S. 3804 significantly aggravates the situation by suggesting to the world that the U.S. does
intend to use the historic nature of the DNS (with American companies administering “.com” and
other leading top-level domains) to impose American law on the global Internet. Under the bill,
the U.S. asserts that it can take down websites created and operated anywhere in the world,
simply based on the fact that the websites use the most popular global top-level domain (.com).

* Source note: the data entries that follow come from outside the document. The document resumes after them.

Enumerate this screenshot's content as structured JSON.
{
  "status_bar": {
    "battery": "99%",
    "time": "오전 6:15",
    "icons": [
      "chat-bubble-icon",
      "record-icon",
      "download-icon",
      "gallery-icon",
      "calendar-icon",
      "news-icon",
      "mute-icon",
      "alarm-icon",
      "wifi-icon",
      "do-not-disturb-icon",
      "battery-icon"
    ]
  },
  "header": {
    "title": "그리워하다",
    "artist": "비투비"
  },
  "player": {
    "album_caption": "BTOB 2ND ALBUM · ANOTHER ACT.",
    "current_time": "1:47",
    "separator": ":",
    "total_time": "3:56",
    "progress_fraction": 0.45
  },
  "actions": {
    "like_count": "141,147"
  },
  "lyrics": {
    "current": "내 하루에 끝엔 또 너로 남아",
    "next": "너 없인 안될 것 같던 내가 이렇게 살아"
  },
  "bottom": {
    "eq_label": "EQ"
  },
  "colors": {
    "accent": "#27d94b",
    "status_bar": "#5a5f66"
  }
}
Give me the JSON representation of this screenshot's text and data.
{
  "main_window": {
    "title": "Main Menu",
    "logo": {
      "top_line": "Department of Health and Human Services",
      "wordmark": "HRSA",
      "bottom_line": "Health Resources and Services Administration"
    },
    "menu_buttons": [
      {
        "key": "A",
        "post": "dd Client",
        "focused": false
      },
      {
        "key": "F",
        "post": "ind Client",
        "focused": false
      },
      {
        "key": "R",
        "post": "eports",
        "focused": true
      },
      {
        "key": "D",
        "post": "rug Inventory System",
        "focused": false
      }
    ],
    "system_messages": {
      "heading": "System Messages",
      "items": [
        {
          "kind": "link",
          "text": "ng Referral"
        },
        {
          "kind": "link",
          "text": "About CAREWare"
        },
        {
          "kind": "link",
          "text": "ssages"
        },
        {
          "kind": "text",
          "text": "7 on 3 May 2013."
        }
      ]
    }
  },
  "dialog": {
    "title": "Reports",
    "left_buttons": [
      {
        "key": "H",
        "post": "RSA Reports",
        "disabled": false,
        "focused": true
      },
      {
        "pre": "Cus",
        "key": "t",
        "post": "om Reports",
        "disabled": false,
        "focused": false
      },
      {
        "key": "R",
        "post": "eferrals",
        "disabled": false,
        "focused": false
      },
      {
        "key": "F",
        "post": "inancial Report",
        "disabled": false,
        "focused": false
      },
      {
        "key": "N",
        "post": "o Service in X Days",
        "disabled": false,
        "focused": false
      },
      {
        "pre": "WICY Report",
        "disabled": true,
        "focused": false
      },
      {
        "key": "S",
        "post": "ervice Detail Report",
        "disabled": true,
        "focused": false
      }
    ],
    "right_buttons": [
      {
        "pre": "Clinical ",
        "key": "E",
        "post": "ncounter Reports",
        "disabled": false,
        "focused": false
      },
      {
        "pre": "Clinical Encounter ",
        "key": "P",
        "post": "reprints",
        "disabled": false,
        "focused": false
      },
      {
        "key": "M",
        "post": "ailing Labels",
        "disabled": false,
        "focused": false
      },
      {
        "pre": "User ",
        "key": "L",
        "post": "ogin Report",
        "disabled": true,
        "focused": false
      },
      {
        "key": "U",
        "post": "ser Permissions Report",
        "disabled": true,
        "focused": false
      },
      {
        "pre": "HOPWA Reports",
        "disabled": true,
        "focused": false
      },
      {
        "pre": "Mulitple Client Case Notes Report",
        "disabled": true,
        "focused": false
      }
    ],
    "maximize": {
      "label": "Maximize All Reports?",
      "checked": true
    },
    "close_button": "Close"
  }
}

This type of assertion of global control is the kind of U.S. exercise of power about which other
countries of the world have worried – and about which U.S. foreign policy has sought to
reassure the world. Thus S. 3804 directly harms the United Statesʼ Internet governance agenda
pursued through diplomatic channels over the past ten years.
5
5. Ineffectiveness and Security Risks from Evasion
For all the risks it poses, the domain name blocking contemplated in S. 3804 can be easily
circumvented, and thus will have little ultimate effect on online piracy.18
The domain name system performs a relatively simple function: translating text URLs into
machine-readable IP addresses. While most users rely on their own ISPʼs DNS server to
perform this translation function, this is far from the only option. Users could enter IP addresses
manually into their browsers and bookmark those addresses, bypassing the DNS system
entirely. Alternatively, since most operating systems come with DNS server functionality built in,
users could set up local DNS servers on their own computers, thus avoiding any DNS servers
that have been ordered to block. Or operators of blacklisted websites could distribute a small
browser plug-in or other piece of software to allow users to retrieve the IP addresses of the
operatorsʼ servers.
In addition, third-party public DNS servers are widely available, and more would inevitably
spring up outside the United States to avoid being subject to blocking orders. For Internet
users, pointing DNS requests to these unfiltered servers would be simply a matter of updating a
single parameter in their operating systemsʼ Internet settings. Users who want to engage in
infringement will thus easily be able to route their traffic around DNS providers that enforce the
blacklist.
Driving DNS requests to such foreign servers is a very real possibility, and one that could lead
to serious unintended consequences for cybersecurity. Once a DNS server set up to circumvent
S. 3804 has a large base of regular users, the operator may well be tempted to take advantage
of that traffic. It would be easy for that operator to, for example, re-route requests for banking
websites not to the requested sites but to phishing sites set up specifically to steal unsuspecting
usersʼ personal information in order to gain access to financial accounts or perpetrate other
fraud. Though they may be unaware of it, users place an enormous amount of trust in their DNS
provider to route requests to the proper sites. ISPs have incentive to maintain that trust, but
other DNS operators – especially those with an interest in evading the blocking of sites
dedicated to commercial infringement – will likely not share that same incentive. By creating
strong incentives to rely on potentially untrustworthy DNS providers, S. 3804 will create a new
and very dangerous opportunity for security risks and crime online.
* * *
At a minimum, policy questions of this breadth and magnitude require careful consideration.
Concern over copyright infringement is legitimate, but Congress should not take the step of
enacting S. 3804 without fully exploring its full potential impact on other core U.S values and
policy objectives.
18
This lack of effectiveness speaks directly to S. 3804ʼs unconstitutionality. See, e.g., Central Hudson Gas & Elec.
Corp. v. Public Serv. Commʼn, 447 U.S. 557, 564 (1980) (law that restricts speech “may not be sustained if it provides
only ineffective or remote support for the governmentʼs purpose.”).